Like many other near-death experience (NDE) patients, McDaniel revealed an overwhelming feeling of not wanting to return to Earth, even though she said her fiancé’s spirit claimed she still had much more to do before death.
McDaniel said her NDE was so traumatic she could not even discuss it with anyone for ten years.
After discovering the International Association for Near-Death Studies (IANDS), a nonprofit organization dedicated to the scientific research, education, and support of individuals who have had NDEs, McDaniel was able to start putting what she had seen into context by comparing her visions to those of other near-death patients.
According to McDaniel, the only part of her experience she believes was not triggered by her expectations of the afterlife was her brief journey to heaven, encountering her former fiancé and seeing the book of her life story.
Through her work with IANDS, the 80-year-old has been convinced that God would not have even created a realm like hell.
‘It changes everything. It really does. I had to leave my religion,’ McDaniel declared, noting that she walked away from the teachings of Catholicism five years ago.
‘God isn’t like that, you know? It’s just a construct of people needing to control one another. I hate to say it that way, but most people become spiritual, not religious, when [they] get back.’
McDaniel said her experience sent her into depression for years and forced her to evaluate for Catholic upbringing
Kathy McDaniel said what she was taught as a Catholic left her misinformed about God and the afterlife
McDaniel learned that nearly 20 percent of NDEs are distressing. She started a monthly sharing group for distressing NDEs and has connected with thousands of others, leading her to write a memoir called Misfit in Hell to Heaven Expat.
She told the Daily Mail she no longer believes she visited a literal hell created by God to punish wayward souls. Since her brain was technically offline while in the coma, she attributed the experience to her consciousness becoming confused.

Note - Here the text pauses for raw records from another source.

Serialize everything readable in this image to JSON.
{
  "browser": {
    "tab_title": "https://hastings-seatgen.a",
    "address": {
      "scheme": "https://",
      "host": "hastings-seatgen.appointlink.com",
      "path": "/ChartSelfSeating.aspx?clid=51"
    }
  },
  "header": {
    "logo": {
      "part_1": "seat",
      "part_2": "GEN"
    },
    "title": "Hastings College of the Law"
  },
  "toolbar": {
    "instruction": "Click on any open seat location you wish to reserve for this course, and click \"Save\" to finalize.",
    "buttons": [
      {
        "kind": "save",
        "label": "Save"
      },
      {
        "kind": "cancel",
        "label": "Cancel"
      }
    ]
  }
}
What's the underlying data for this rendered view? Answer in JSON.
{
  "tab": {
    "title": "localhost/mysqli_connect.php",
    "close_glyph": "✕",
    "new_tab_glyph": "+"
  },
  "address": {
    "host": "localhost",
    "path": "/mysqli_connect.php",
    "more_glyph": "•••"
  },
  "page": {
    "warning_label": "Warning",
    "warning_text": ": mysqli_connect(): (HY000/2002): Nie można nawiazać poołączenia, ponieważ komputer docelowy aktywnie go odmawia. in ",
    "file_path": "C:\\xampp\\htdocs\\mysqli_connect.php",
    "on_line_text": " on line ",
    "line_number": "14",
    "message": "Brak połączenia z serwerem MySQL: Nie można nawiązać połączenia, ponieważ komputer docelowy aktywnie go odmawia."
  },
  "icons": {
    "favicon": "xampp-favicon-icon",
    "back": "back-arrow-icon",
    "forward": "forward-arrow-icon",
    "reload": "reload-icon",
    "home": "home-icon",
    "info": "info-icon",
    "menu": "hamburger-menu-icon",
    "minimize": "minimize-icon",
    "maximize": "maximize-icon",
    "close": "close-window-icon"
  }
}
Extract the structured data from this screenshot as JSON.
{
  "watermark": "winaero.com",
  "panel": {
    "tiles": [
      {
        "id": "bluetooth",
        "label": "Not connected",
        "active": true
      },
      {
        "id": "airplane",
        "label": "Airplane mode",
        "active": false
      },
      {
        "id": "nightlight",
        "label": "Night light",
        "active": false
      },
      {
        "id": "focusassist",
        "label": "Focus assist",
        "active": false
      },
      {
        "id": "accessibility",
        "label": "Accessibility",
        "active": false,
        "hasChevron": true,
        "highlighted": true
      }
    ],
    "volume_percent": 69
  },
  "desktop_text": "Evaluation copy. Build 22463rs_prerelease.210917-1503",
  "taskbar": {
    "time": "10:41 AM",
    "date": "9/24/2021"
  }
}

According to McDaniel, it pulled from her life memories, such as the 1989 Santa Cruz earthquake to recreate the bombed-out city, and a past rape was likely the memory used while she was on the hellish road.
She also noted her Catholic upbringing as the influence for her expectations of the suffering in purgatory and her pro-life views for the vision of the demonic hospital – ultimately concluding that hell does not await anyone when they die.
‘When I was talking to people who had this experience, they’d come back and say, “You know what? I had segments, and I can trace them all back to things that actually happened to me.” So, no, there’s not a hell.’
McDaniel noted that there were now at least four Facebook groups with over 6,000 people who have shared distressing NDEs experienced after being placed in drug-induced comas.
She now advocates for moving away from the practice of medically-induced comas when not necessary, citing the work of Kali Dayton, an ICU nurse practitioner who promotes the Awake and Walking ICU model, which minimizes deep sedation and encourages early mobility, even when the patient is on a ventilator.
According to a study in the journal Critical Care Clinics, this practice reduces delirium, muscle wasting, PTSD, Post-Intensive Care Syndrome and distressing experiences while improving patient outcomes.
McDaniel’s coma left her wasting away in a hospital bed for 18 days, dropping to just 86 pounds and needing a month of physical rehabilitation to regain her strength.